Seni awal Almatrooshi berfokus pada ruang dan tanah dan bagaimana mereka bisa menjadi penanda perubahan dan ketidakterbalikan dalam masyarakat. Almatrooshi mengatakan makanan adalah transisi alami karena juga mengalami proses yang tidak dapat diubah saat dimasak atau dicampur bersama.
“Saya gabungkan kedua ide itu tapi tetap melihat politik spasial di ruang-ruang produksi pangan, seperti dapur, toko roti, restoran, peternakan, dan pemandangan alam,” ujarnya. “Utas yang berjalan melalui perkembangan praktik saya adalah elemen fiksi yang sering saya tambahkan dan mainkan, yang didasarkan pada mitos kuno dan kontemporer di wilayah tersebut.
“Makanan bukan hanya salah satu tema terpenting dalam hidup kita, tetapi juga memperoleh bobot sejarah dan simbolis lintas waktu dan wilayah geografis.”
Almatrooshi akhirnya dilatih sebagai koki untuk lebih mendalami kandungan makanan serta citra dan simbolismenya.
Dalam karyanya tahun 2018, Kami Berbagi Roti + Garam di Sekolah Seni Glasgow, dia menyelenggarakan lokakarya dua hari dengan seniman dan kurator lokal dan mengembangkan teks dan resep berdasarkan bahan yang dipilih oleh setiap peserta, sesuatu yang bersifat pribadi atau politis. terserah mereka.
Hasilnya adalah hidangan sederhana berupa roti, wortel ungu, kentang, cabai merah, kunyit, dan kapulaga yang disiapkan keesokan harinya dan diletakkan di atas taplak meja dengan puisi tentang roti sebagai asal usul kehidupan.
“Itu adalah salah satu contoh awal di mana saya mulai menemukan cara untuk memperluas praktik saya secara sosial dan melibatkan orang lain dalam membentuk karya,” kata Almatrooshi. “Setiap orang memiliki keakraban dengan makanan.

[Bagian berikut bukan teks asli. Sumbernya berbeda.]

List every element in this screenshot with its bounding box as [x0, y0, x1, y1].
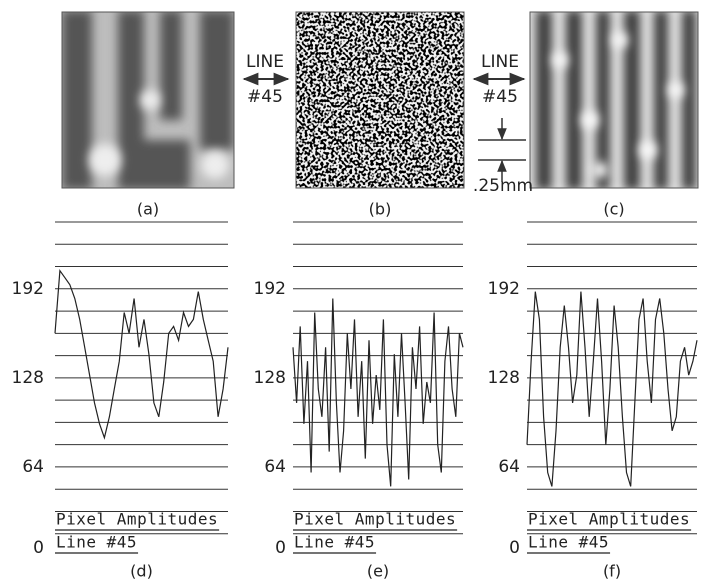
arrow-label: LINE — [246, 52, 284, 72]
data-line — [292, 298, 464, 487]
y-tick-label: 64 — [22, 457, 44, 477]
arrow-label: #45 — [482, 87, 518, 107]
y-tick-label: 64 — [264, 457, 286, 477]
y-tick-label: 0 — [275, 538, 286, 558]
panel-label: (c) — [603, 200, 624, 219]
image-a — [62, 12, 234, 188]
panel-label: (a) — [137, 200, 159, 219]
panel-label: (f) — [603, 562, 621, 581]
scale-bar — [478, 118, 526, 182]
y-tick-label: 192 — [488, 279, 520, 299]
panel-label: (e) — [367, 562, 389, 581]
panel-label: (b) — [369, 200, 392, 219]
y-tick-label: 0 — [509, 538, 520, 558]
arrow-label: #45 — [247, 87, 283, 107]
chart-label: Pixel Amplitudes — [528, 510, 690, 529]
image-c — [530, 12, 698, 188]
chart-label: Line #45 — [294, 533, 375, 552]
y-tick-label: 0 — [33, 538, 44, 558]
frame — [529, 11, 699, 189]
data-line — [526, 291, 698, 487]
data-line — [54, 269, 229, 440]
chart-label: Line #45 — [528, 533, 609, 552]
y-tick-label: 192 — [12, 279, 44, 299]
image-b — [296, 12, 464, 188]
scale-label: .25mm — [473, 176, 533, 196]
y-tick-label: 64 — [498, 457, 520, 477]
chart-label: Line #45 — [56, 533, 137, 552]
chart-label: Pixel Amplitudes — [56, 510, 218, 529]
y-tick-label: 128 — [254, 368, 286, 388]
y-tick-label: 192 — [254, 279, 286, 299]
frame — [295, 11, 465, 189]
arrow-label: LINE — [481, 52, 519, 72]
frame — [61, 11, 235, 189]
y-tick-label: 128 — [12, 368, 44, 388]
chart-label: Pixel Amplitudes — [294, 510, 456, 529]
y-tick-label: 128 — [488, 368, 520, 388]
panel-label: (d) — [130, 562, 153, 581]
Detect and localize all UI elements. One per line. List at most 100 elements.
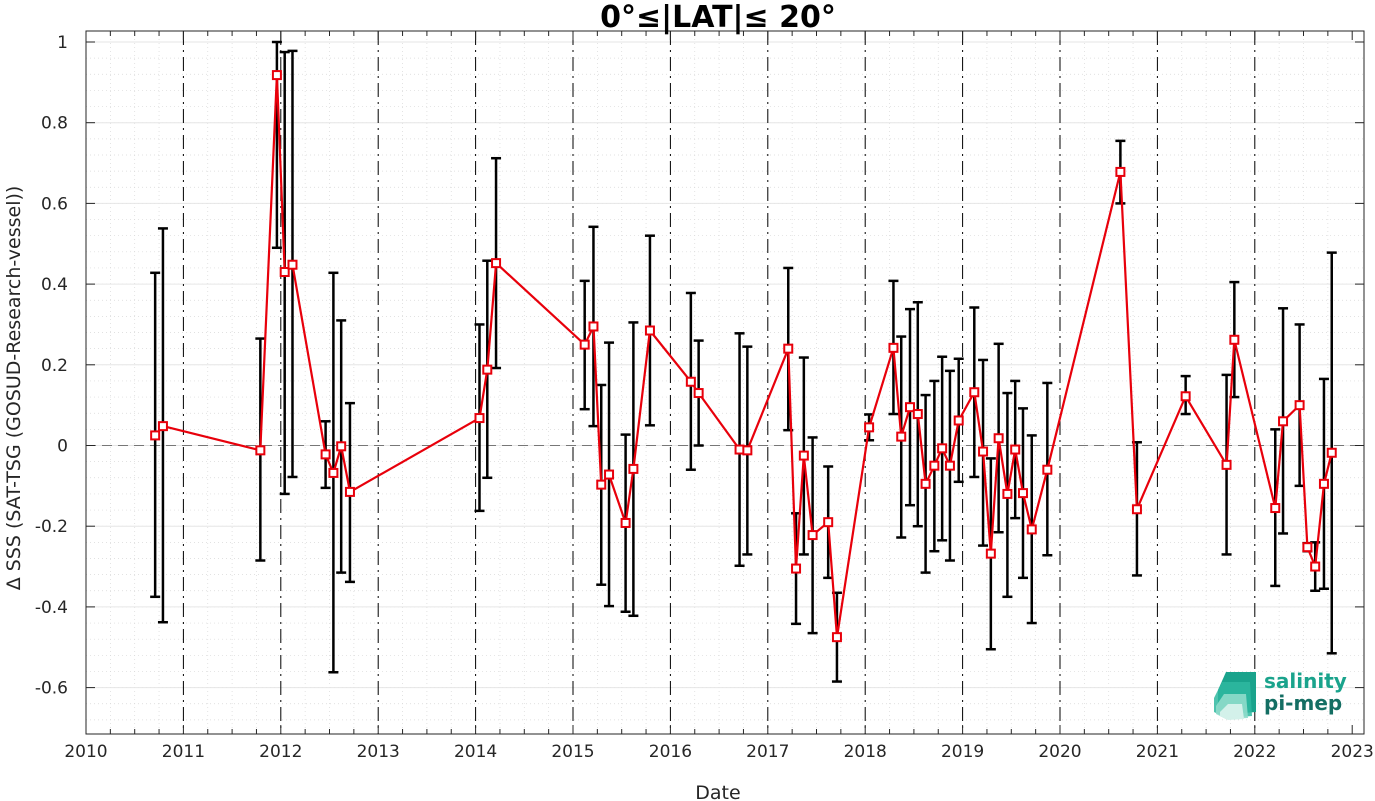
x-tick-label: 2022 bbox=[1233, 742, 1276, 762]
x-tick-labels: 2010 2011 2012 2013 2014 2015 2016 2017 2018 2019… bbox=[64, 742, 1373, 762]
y-tick-label: -0.4 bbox=[35, 598, 68, 618]
data-point-marker bbox=[1302, 542, 1313, 553]
data-point-marker bbox=[1229, 334, 1240, 345]
data-point-marker bbox=[742, 445, 753, 456]
data-point-marker bbox=[474, 413, 485, 424]
x-tick-label: 2023 bbox=[1331, 742, 1374, 762]
x-tick-label: 2014 bbox=[454, 742, 497, 762]
data-point-marker bbox=[944, 460, 955, 471]
data-point-marker bbox=[1326, 447, 1337, 458]
y-tick-label: 0.4 bbox=[41, 275, 68, 295]
data-point-marker bbox=[1131, 504, 1142, 515]
salinity-pi-mep-logo: salinity pi-mep bbox=[1214, 669, 1347, 720]
data-point-marker bbox=[1010, 444, 1021, 455]
data-point-marker bbox=[1180, 391, 1191, 402]
data-point-marker bbox=[279, 266, 290, 277]
data-point-marker bbox=[807, 530, 818, 541]
x-tick-label: 2021 bbox=[1136, 742, 1179, 762]
wave-logo-icon bbox=[1214, 672, 1256, 720]
y-tick-label: 0.8 bbox=[41, 114, 68, 134]
y-tick-label: -0.2 bbox=[35, 517, 68, 537]
data-point-marker bbox=[644, 325, 655, 336]
data-point-marker bbox=[287, 259, 298, 270]
x-axis-label: Date bbox=[695, 782, 740, 801]
data-point-marker bbox=[150, 430, 161, 441]
data-point-marker bbox=[336, 441, 347, 452]
data-point-marker bbox=[1017, 488, 1028, 499]
data-point-marker bbox=[255, 445, 266, 456]
y-tick-label: 0 bbox=[57, 437, 68, 457]
y-tick-labels: 1 0.8 0.6 0.4 0.2 0 -0.2 -0.4 -0.6 bbox=[35, 33, 68, 699]
data-point-marker bbox=[1278, 416, 1289, 427]
data-point-marker bbox=[993, 433, 1004, 444]
data-point-marker bbox=[685, 376, 696, 387]
data-point-marker bbox=[905, 402, 916, 413]
axes-box bbox=[85, 30, 1365, 735]
logo-text-line2: pi-mep bbox=[1264, 691, 1342, 715]
data-point-marker bbox=[831, 632, 842, 643]
data-point-marker bbox=[1042, 464, 1053, 475]
data-point-marker bbox=[978, 446, 989, 457]
data-point-marker bbox=[271, 70, 282, 81]
data-point-marker bbox=[1221, 459, 1232, 470]
data-point-marker bbox=[953, 415, 964, 426]
data-point-marker bbox=[937, 443, 948, 454]
error-bars bbox=[150, 40, 1337, 683]
year-separators bbox=[182, 31, 1256, 734]
data-point-marker bbox=[320, 449, 331, 460]
y-axis-label: Δ SSS (SAT-TSG (GOSUD-Research-vessel)) bbox=[3, 186, 25, 591]
data-point-marker bbox=[596, 479, 607, 490]
data-point-marker bbox=[579, 339, 590, 350]
axis-ticks bbox=[85, 31, 1364, 734]
data-point-marker bbox=[344, 486, 355, 497]
y-tick-label: 0.6 bbox=[41, 194, 68, 214]
logo-text-line1: salinity bbox=[1264, 669, 1347, 693]
data-point-marker bbox=[328, 467, 339, 478]
data-point-marker bbox=[588, 321, 599, 332]
x-tick-label: 2016 bbox=[649, 742, 692, 762]
data-point-marker bbox=[985, 548, 996, 559]
x-tick-label: 2020 bbox=[1038, 742, 1081, 762]
x-tick-label: 2013 bbox=[357, 742, 400, 762]
data-markers bbox=[150, 70, 1337, 643]
data-point-marker bbox=[491, 258, 502, 269]
chart-title: 0°≤|LAT|≤ 20° bbox=[600, 0, 836, 35]
y-tick-label: 1 bbox=[57, 33, 68, 53]
data-point-marker bbox=[1026, 524, 1037, 535]
data-point-marker bbox=[482, 364, 493, 375]
data-point-marker bbox=[628, 463, 639, 474]
data-point-marker bbox=[604, 469, 615, 480]
y-tick-label: -0.6 bbox=[35, 679, 68, 699]
x-tick-label: 2019 bbox=[941, 742, 984, 762]
data-point-marker bbox=[1115, 166, 1126, 177]
x-tick-label: 2010 bbox=[64, 742, 107, 762]
x-tick-label: 2017 bbox=[746, 742, 789, 762]
x-tick-label: 2018 bbox=[844, 742, 887, 762]
data-point-marker bbox=[929, 460, 940, 471]
data-point-marker bbox=[1002, 488, 1013, 499]
data-point-marker bbox=[888, 342, 899, 353]
data-point-marker bbox=[864, 422, 875, 433]
x-tick-label: 2011 bbox=[162, 742, 205, 762]
data-point-marker bbox=[920, 478, 931, 489]
data-point-marker bbox=[157, 421, 168, 432]
major-grid bbox=[86, 41, 1364, 689]
data-point-marker bbox=[693, 388, 704, 399]
data-point-marker bbox=[791, 563, 802, 574]
data-point-marker bbox=[783, 343, 794, 354]
data-point-marker bbox=[896, 431, 907, 442]
data-point-marker bbox=[912, 409, 923, 420]
data-point-marker bbox=[798, 450, 809, 461]
x-tick-label: 2012 bbox=[259, 742, 302, 762]
data-point-marker bbox=[823, 517, 834, 528]
data-point-marker bbox=[1310, 561, 1321, 572]
data-point-marker bbox=[1318, 478, 1329, 489]
data-point-marker bbox=[1294, 400, 1305, 411]
y-tick-label: 0.2 bbox=[41, 356, 68, 376]
x-tick-label: 2015 bbox=[551, 742, 594, 762]
data-point-marker bbox=[620, 517, 631, 528]
data-point-marker bbox=[1270, 503, 1281, 514]
data-point-marker bbox=[969, 387, 980, 398]
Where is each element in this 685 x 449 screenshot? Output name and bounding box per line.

Ia memiliki kemampuan untuk menjadi komunikatif dalam banyak hal, terlepas dari konteksnya.”
Alphabetics of the Baker dan karya lain dalam karir Almatrooshi bermain dengan gagasan bahwa makanan adalah bahasanya sendiri, bahasa yang dapat melampaui politik, kelas sosial, dan budaya. Makanan pokok seperti roti dan kurma sering muncul dalam praktiknya sebagai simbol kesamaan universal.
Pada tahun 2019 ia menciptakan sebuah karya berjudul Praise Hiya untuk melihat bagaimana mata pencaharian, kehidupan, dan feminitas sering terjalin tetapi diremehkan dalam sejarah Timur Tengah modern dan apa yang dapat direpresentasikan dalam ruang kepunahan, terutama dalam konteks penghapusan sejarah perempuan yang terus-menerus. dalam narasi Arab kuno.
“Di Jazirah Arab banyak dewa-dewi yang dipuja oleh masyarakat Arab pra-Islam, dan seringkali dewa-dewi tersebut diasosiasikan dengan peristiwa dan fenomena alam,” jelasnya. “Hal ini membawa kita pada keselarasan dengan alam yang dipraktikkan orang,… tetapi hanya ada sedikit atau tidak ada catatan yang dapat diakses sejak saat itu dalam hal ritual apa yang diadakan dan seterusnya.
“Puji Hiya bermain dengan ide mengisi kepunahan itu dengan imajinasi dan melakukan ritual yang terlupakan untuk memulihkan hubungan kita dengan alam, terutama dengan tumbuh-tumbuhan.”
Pertunjukan tersebut menggunakan kurma dan rempah-rempah yang berharga sebagai persembahan, dan melihat bagaimana makanan digunakan selama ritual tersebut dan maknanya.
Almatrooshi mengatakan dia berencana untuk terus menjelajahi fisik ruang makanan dan telah mengunjungi lusinan pembuat roti di berbagai komunitas di Uni Emirat Arab.
Dia sadar untuk tidak menyederhanakan pengalaman sebagai perantara, tetapi ingin menawarkan “tampilan khusus” pada kehidupan tersembunyi para pembuat roti. Kepercayaan, katanya, sangat penting untuk interaksi semacam itu dan, meskipun makanan adalah pengalaman bersama, juru masak di belakang layar bisa tertutup dan enggan metode mereka diteliti.
“Ketika Anda bisa masuk dan mengamati bagaimana orang bergerak dan dapat merekam mereka, tidak benar-benar untuk siapa mereka, apa cerita mereka, tetapi hanya inti kemanusiaan tentang bagaimana mereka bergerak, itu luar biasa,” katanya. gagasan bahwa seorang seniman harus menceritakan kisah orang-orang untuk mereka.
“Ada juga koreografi yang cukup indah yang terjadi di dapur-dapur ini,” katanya. “Sangat indah ketika kamu mendapatkan kepercayaan itu.”